European Union (Withdrawal) Bill 2017-19
The House of Commons Procedure Committee published an interim report on scrutiny of delegated legislation under the European Union (Withdrawal) Bill 2017-19 (EU Withdrawal Bill) in early November. The initial form of the EU Withdrawal Bill proposed to empower ministers to correct primary legislation by way of secondary legislation (known as a “Henry VIII power”) according to the (Parliamentary) negative resolution procedure. The committee’s interim report recognised “widespread concern” about scrutiny measures for such delegated legislation, which in its view “do not go far enough”.
On 17 November 2017, the House of Commons’ Exiting the European Union Committee (ExEU committee) published a report on the EU Withdrawal Bill. Among other things, the report noted that evidence the ExEU committee received revealed no consistent view as to the legislative scope or effects of the EU Withdrawal Bill. It perceives this as a sign of risk that the Bill may not achieve the legal certainty after exit day that it aims to.
Sixth round of Brexit negotiations
The sixth round of Article 50 negotiations between the UK and the EU were held over two days on 9-10 November 2017. The discussions focused on the three main withdrawal issues: citizens’ rights, the financial settlement and Northern Ireland/Ireland. The European Council will reassess the state of progress in the negotiations at its next meeting, which is scheduled for 14-15 December 2017.
Brexit and environmental standards
The Environment Secretary, Michael Gove, announced the government’s plans for a new, independent body for environmental standards in mid-November.

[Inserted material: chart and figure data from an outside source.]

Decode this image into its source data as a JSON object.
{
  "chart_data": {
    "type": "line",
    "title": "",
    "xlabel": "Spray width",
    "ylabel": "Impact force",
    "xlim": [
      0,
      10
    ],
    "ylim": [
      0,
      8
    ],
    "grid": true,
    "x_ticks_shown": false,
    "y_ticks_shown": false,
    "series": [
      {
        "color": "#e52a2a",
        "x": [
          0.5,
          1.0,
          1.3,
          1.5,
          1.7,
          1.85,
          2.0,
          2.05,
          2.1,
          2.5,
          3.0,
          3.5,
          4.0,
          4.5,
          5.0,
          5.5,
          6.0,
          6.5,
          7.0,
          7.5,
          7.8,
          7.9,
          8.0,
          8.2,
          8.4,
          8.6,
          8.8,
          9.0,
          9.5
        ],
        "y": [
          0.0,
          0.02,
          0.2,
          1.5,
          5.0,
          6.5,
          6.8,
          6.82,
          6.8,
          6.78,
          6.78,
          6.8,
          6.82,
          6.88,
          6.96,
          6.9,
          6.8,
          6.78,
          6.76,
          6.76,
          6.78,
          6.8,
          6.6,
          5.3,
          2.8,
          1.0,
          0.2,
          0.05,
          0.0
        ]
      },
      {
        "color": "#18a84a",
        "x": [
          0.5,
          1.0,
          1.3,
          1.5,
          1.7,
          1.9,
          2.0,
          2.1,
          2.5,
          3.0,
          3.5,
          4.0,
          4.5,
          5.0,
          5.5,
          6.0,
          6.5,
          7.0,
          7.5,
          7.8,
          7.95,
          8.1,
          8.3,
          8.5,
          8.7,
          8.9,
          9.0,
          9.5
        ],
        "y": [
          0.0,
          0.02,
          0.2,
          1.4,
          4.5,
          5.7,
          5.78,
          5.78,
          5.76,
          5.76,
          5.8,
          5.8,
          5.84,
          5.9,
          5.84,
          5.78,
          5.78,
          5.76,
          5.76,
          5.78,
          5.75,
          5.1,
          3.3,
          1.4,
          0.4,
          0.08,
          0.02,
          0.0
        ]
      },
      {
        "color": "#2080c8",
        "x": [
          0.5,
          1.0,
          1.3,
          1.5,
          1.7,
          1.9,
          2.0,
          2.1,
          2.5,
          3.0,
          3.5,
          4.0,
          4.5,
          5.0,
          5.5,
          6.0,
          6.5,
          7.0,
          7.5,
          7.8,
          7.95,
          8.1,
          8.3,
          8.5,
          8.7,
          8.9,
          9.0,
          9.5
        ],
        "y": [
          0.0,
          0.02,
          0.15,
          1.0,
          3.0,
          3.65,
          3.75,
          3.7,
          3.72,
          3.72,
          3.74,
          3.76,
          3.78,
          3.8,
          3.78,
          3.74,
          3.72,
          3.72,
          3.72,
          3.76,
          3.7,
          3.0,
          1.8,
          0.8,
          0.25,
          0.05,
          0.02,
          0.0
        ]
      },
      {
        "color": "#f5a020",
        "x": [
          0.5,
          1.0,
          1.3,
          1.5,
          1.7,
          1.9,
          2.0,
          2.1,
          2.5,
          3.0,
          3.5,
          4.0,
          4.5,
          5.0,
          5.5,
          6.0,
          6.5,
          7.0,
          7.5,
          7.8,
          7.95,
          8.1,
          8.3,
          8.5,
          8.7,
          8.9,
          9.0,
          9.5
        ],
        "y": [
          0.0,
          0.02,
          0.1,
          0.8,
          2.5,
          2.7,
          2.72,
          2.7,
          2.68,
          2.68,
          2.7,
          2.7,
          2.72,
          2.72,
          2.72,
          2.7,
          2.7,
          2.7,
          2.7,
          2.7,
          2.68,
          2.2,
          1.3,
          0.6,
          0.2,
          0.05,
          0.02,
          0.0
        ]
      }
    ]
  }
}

Following Brexit, it will take over and improve on the role currently undertaken by the European Commission of holding the UK government and others to account. A new policy statement, which will draw on the EU’s current environmental principles, will set out the environmental principles that will underpin future UK policy-making and enforcement.
Brexit and UK competition policy
At the start of the month, the House of Lords EU Internal Market Sub-Committee published written evidence provided by the Department for Business, Energy and Industrial Strategy (BEIS) to the inquiry on the impact of Brexit on UK competition policy in which BEIS explained that transitional arrangements for competition cases (antitrust and merger control) are being considered as part of EU exit negotiations.
Later in the month, the Sub-Committee published a letter from BEIS clarifying the estimated increased workload of the Competition and Markets Authority after leaving the EU, and written evidence from the Competition Appeal Tribunal on the impact of Brexit on UK competition policy. The most immediate impact is likely to be in the area of merger control.
Brexit and European company law
On 21 November, the European Commission published a notice to stakeholders on the withdrawal of the UK from the EU and EU rules on company law, which is intended to remind private parties of the legal repercussions that need to considered when the UK becomes a third country. The Commission states that as of the withdrawal date, the EU rules in the field of company law will no longer apply to the UK.